Two years ago he would not have been her first choice. With his stoop and whiskers he seemed almost as old as Papa and it was hard to picture him as an object of devotion but he remained the most prominent bachelor among her parents’ friends and the most regular caller at their house.
‘Chaperone asleep on the job?’ he asked after they had exchanged hellos.
‘Yes and please don’t wake her. She’s been a trial because I dared to thwart her.’
They sat together a little further off in a willow’s shifting shade. The air was thick with river scents and the cooing of wood pigeons. Warm from his rowing and apologetically in shirtsleeves, he was far more appealing and youthful than she had ever known him. He smelled of laundry starch and something more manly.
She fed him tarts from the picnic hamper, confessing she had made the mulberry jam herself but not the pastry and, for the first time in their acquaintance, she felt he was noticing her.
‘Do you dance?’ he asked her and she felt herself blush absurdly as she replied that of course she did.
‘When required to,’ she added then wished she hadn’t because it made it sound as though she danced only under sufferance when, on the contrary, it was one of her chiefest pleasures, second only to reading.
‘So do you know a dance called the Lancers’ Quadrille?’ he asked.
‘I love it,’ she told him, to correct her earlier cold impression.
‘How many pairs does one need to perform it successfully, I wonder?’
Was he planning a dance?

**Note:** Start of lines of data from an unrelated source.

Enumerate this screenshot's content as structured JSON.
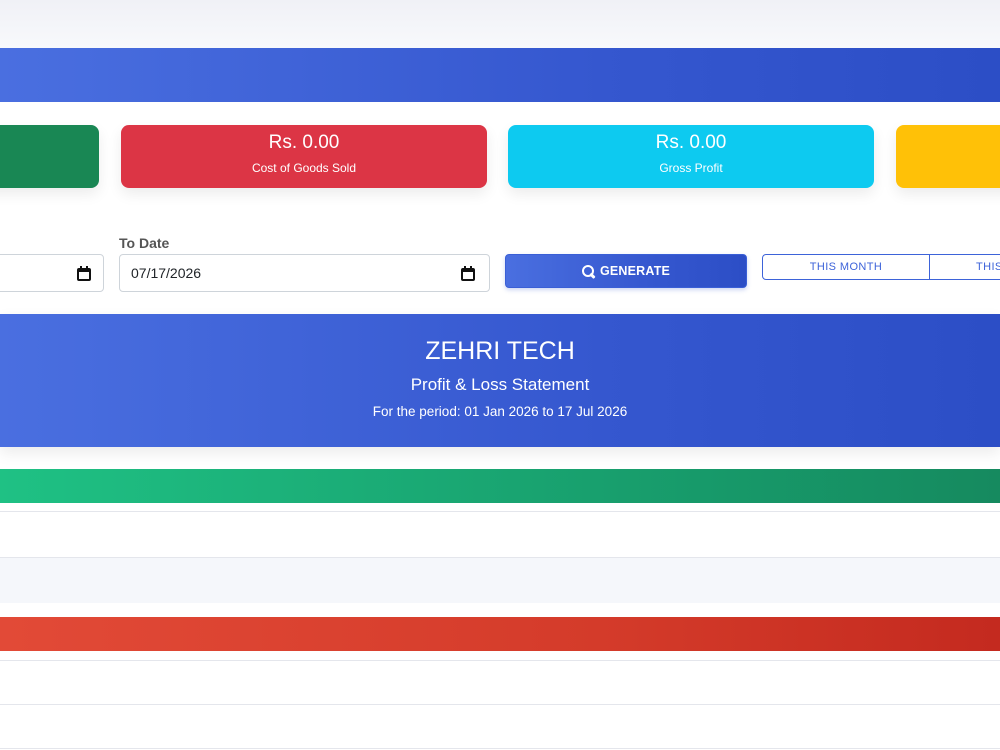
{
  "summary_cards": {
    "cogs": {
      "amount": "Rs. 0.00",
      "label": "Cost of Goods Sold",
      "color": "#dc3545"
    },
    "gross_profit": {
      "amount": "Rs. 0.00",
      "label": "Gross Profit",
      "color": "#0dcaf0"
    },
    "left_card_color": "#198754",
    "right_card_color": "#ffc107"
  },
  "filters": {
    "to_date_label": "To Date",
    "to_date_value": "07/17/2026",
    "generate_label": "GENERATE",
    "quick_this_month": "THIS MONTH",
    "quick_next": "THIS"
  },
  "statement": {
    "company": "ZEHRI TECH",
    "title": "Profit & Loss Statement",
    "period": "For the period: 01 Jan 2026 to 17 Jul 2026"
  },
  "colors": {
    "primary": "#3557cf",
    "income_bar": "#179a6a",
    "expense_bar": "#d43b2a"
  }
}
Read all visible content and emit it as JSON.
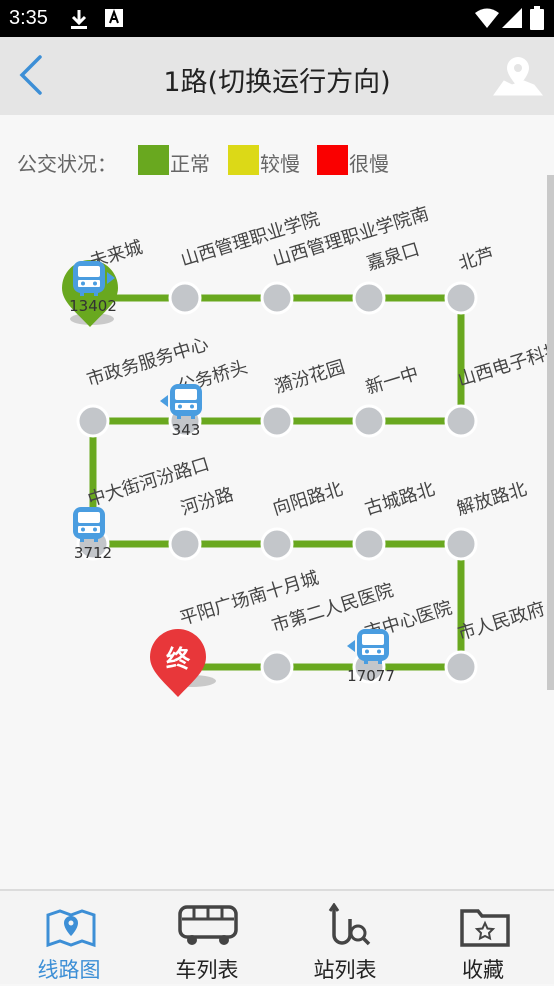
{
  "status_bar": {
    "time": "3:35"
  },
  "header": {
    "title": "1路(切换运行方向)"
  },
  "legend": {
    "label": "公交状况：",
    "items": [
      {
        "name": "正常",
        "color": "#69a81f"
      },
      {
        "name": "较慢",
        "color": "#dcd917"
      },
      {
        "name": "很慢",
        "color": "#fa0000"
      }
    ]
  },
  "route": {
    "line_color": "#69a81f",
    "stations": [
      {
        "name": "未来城"
      },
      {
        "name": "山西管理职业学院"
      },
      {
        "name": "山西管理职业学院南"
      },
      {
        "name": "嘉泉口"
      },
      {
        "name": "北芦"
      },
      {
        "name": "山西电子科技学院"
      },
      {
        "name": "新一中"
      },
      {
        "name": "漪汾花园"
      },
      {
        "name": "公务桥头"
      },
      {
        "name": "市政务服务中心"
      },
      {
        "name": "中大街河汾路口"
      },
      {
        "name": "河汾路"
      },
      {
        "name": "向阳路北"
      },
      {
        "name": "古城路北"
      },
      {
        "name": "解放路北"
      },
      {
        "name": "市人民政府"
      },
      {
        "name": "市中心医院"
      },
      {
        "name": "市第二人民医院"
      },
      {
        "name": "平阳广场南十月城"
      }
    ],
    "end_marker": "终",
    "buses": [
      {
        "plate": "13402"
      },
      {
        "plate": "343"
      },
      {
        "plate": "3712"
      },
      {
        "plate": "17077"
      }
    ]
  },
  "tabs": [
    {
      "label": "线路图",
      "icon": "route-map-icon",
      "active": true
    },
    {
      "label": "车列表",
      "icon": "bus-list-icon",
      "active": false
    },
    {
      "label": "站列表",
      "icon": "station-search-icon",
      "active": false
    },
    {
      "label": "收藏",
      "icon": "favorites-folder-icon",
      "active": false
    }
  ]
}
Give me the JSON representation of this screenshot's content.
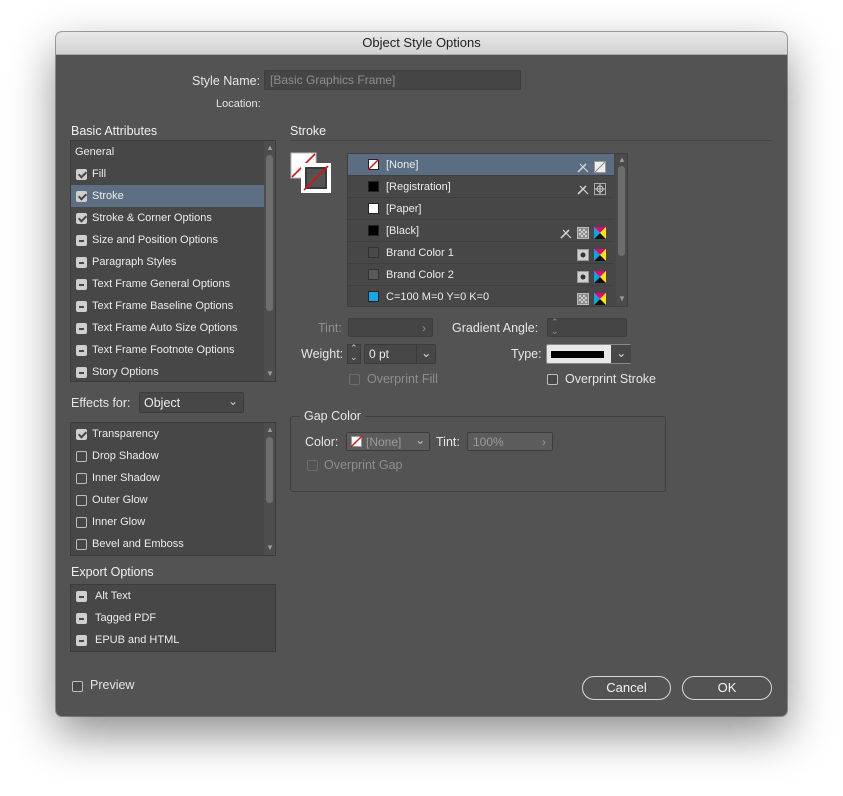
{
  "window": {
    "title": "Object Style Options"
  },
  "style_name": {
    "label": "Style Name:",
    "value": "[Basic Graphics Frame]"
  },
  "location": {
    "label": "Location:"
  },
  "basic_attributes": {
    "title": "Basic Attributes",
    "items": [
      {
        "label": "General",
        "state": "none"
      },
      {
        "label": "Fill",
        "state": "checked"
      },
      {
        "label": "Stroke",
        "state": "checked",
        "selected": true
      },
      {
        "label": "Stroke & Corner Options",
        "state": "checked"
      },
      {
        "label": "Size and Position Options",
        "state": "ignored"
      },
      {
        "label": "Paragraph Styles",
        "state": "ignored"
      },
      {
        "label": "Text Frame General Options",
        "state": "ignored"
      },
      {
        "label": "Text Frame Baseline Options",
        "state": "ignored"
      },
      {
        "label": "Text Frame Auto Size Options",
        "state": "ignored"
      },
      {
        "label": "Text Frame Footnote Options",
        "state": "ignored"
      },
      {
        "label": "Story Options",
        "state": "ignored"
      }
    ]
  },
  "effects_for": {
    "label": "Effects for:",
    "value": "Object",
    "items": [
      {
        "label": "Transparency",
        "state": "checked"
      },
      {
        "label": "Drop Shadow",
        "state": "unchecked"
      },
      {
        "label": "Inner Shadow",
        "state": "unchecked"
      },
      {
        "label": "Outer Glow",
        "state": "unchecked"
      },
      {
        "label": "Inner Glow",
        "state": "unchecked"
      },
      {
        "label": "Bevel and Emboss",
        "state": "unchecked"
      }
    ]
  },
  "export_options": {
    "title": "Export Options",
    "items": [
      {
        "label": "Alt Text",
        "state": "ignored"
      },
      {
        "label": "Tagged PDF",
        "state": "ignored"
      },
      {
        "label": "EPUB and HTML",
        "state": "ignored"
      }
    ]
  },
  "stroke": {
    "title": "Stroke",
    "swatches": [
      {
        "name": "[None]",
        "color": "none",
        "selected": true,
        "icons": [
          "pencil-crossed-icon",
          "none-icon"
        ]
      },
      {
        "name": "[Registration]",
        "color": "#000000",
        "icons": [
          "pencil-crossed-icon",
          "registration-icon"
        ]
      },
      {
        "name": "[Paper]",
        "color": "#ffffff",
        "icons": []
      },
      {
        "name": "[Black]",
        "color": "#000000",
        "icons": [
          "pencil-crossed-icon",
          "process-icon",
          "cmyk-icon"
        ]
      },
      {
        "name": "Brand Color 1",
        "color": "#4a4a4a",
        "icons": [
          "spot-icon",
          "cmyk-icon"
        ]
      },
      {
        "name": "Brand Color 2",
        "color": "#5a5a5a",
        "icons": [
          "spot-icon",
          "cmyk-icon"
        ]
      },
      {
        "name": "C=100 M=0 Y=0 K=0",
        "color": "#14a6e6",
        "icons": [
          "process-icon",
          "cmyk-icon"
        ]
      }
    ],
    "tint_label": "Tint:",
    "gradient_angle_label": "Gradient Angle:",
    "weight_label": "Weight:",
    "weight_value": "0 pt",
    "type_label": "Type:",
    "overprint_fill": "Overprint Fill",
    "overprint_stroke": "Overprint Stroke"
  },
  "gap_color": {
    "title": "Gap Color",
    "color_label": "Color:",
    "color_value": "[None]",
    "tint_label": "Tint:",
    "tint_value": "100%",
    "overprint_gap": "Overprint Gap"
  },
  "preview": {
    "label": "Preview"
  },
  "buttons": {
    "cancel": "Cancel",
    "ok": "OK"
  },
  "colors": {
    "accent_selection": "#5e6f84",
    "dialog_bg": "#535353",
    "field_bg": "#474747"
  }
}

The idea was strange, almost comical, but not impossible. He could not give it in his college, of course, but it was not unheard of for bachelor dons to entertain in the assembly rooms or under the aegis of married friends. For a wild moment she imagined him waltzing her through her father’s library, her skirts raising a small tornado of disturbed papers and index cards about them.
‘It’s for a poem,’ he explained, abashed. ‘However fanciful the destination, I like to embark from a rock of sound fact.’
Discovering he was a poet transformed him almost as much as finding him in shirtsleeves had done.
She
answered his strange question and decided she would beg Mama to throw a dance for her, however modest, and see that he was invited. She allowed him to look with curiosity at the book she was reading. Talk of lobsters led to talk of lunch, because he had been served mock turtle soup that day and it seemed she genuinely fascinated him by being able to explain that marine turtles only appeared to be weeping when out of the water because their kidneys could not break down brine so it was constantly discharged from a gland like a tear duct beside each eye.
A puppy loitering behind its walkers threatened to wake Alice by licking her face and hands. Worried she was coming across as too drily academical, Rhoda seized the chance to reveal her tender potential by shooing the puppy off and sliding Alice’s head back onto her lap. Alice mumbled crossly but slept on and Rhoda spread her golden hair across her skirt so that some of Alice’s loveliness might reflect up on her.
Of course his eye was now repeatedly drawn to the wretched child and he began to talk so warmly about the poignant brevity of youthful innocence that Rhoda was tempted to rouse her sister at once, Alice having a reliably filthy temper when woken abruptly. Instead she grew cool and formal and must have repelled him because he soon apologized for keeping her from her studies. Despite a rather unseemly, even desperate, late offer of another jam tart, he took his leave and rowed away.
She abandoned her reading and ate the last tart herself. Then, in a sudden access of spite, she roused Alice by shaking leaves into her face from an overhanging branch. Alice woke in such a state of excitement and so full of some vivid dream she had been enjoying that Rhoda feared she had been nibbling hallucinogenic fungus after all.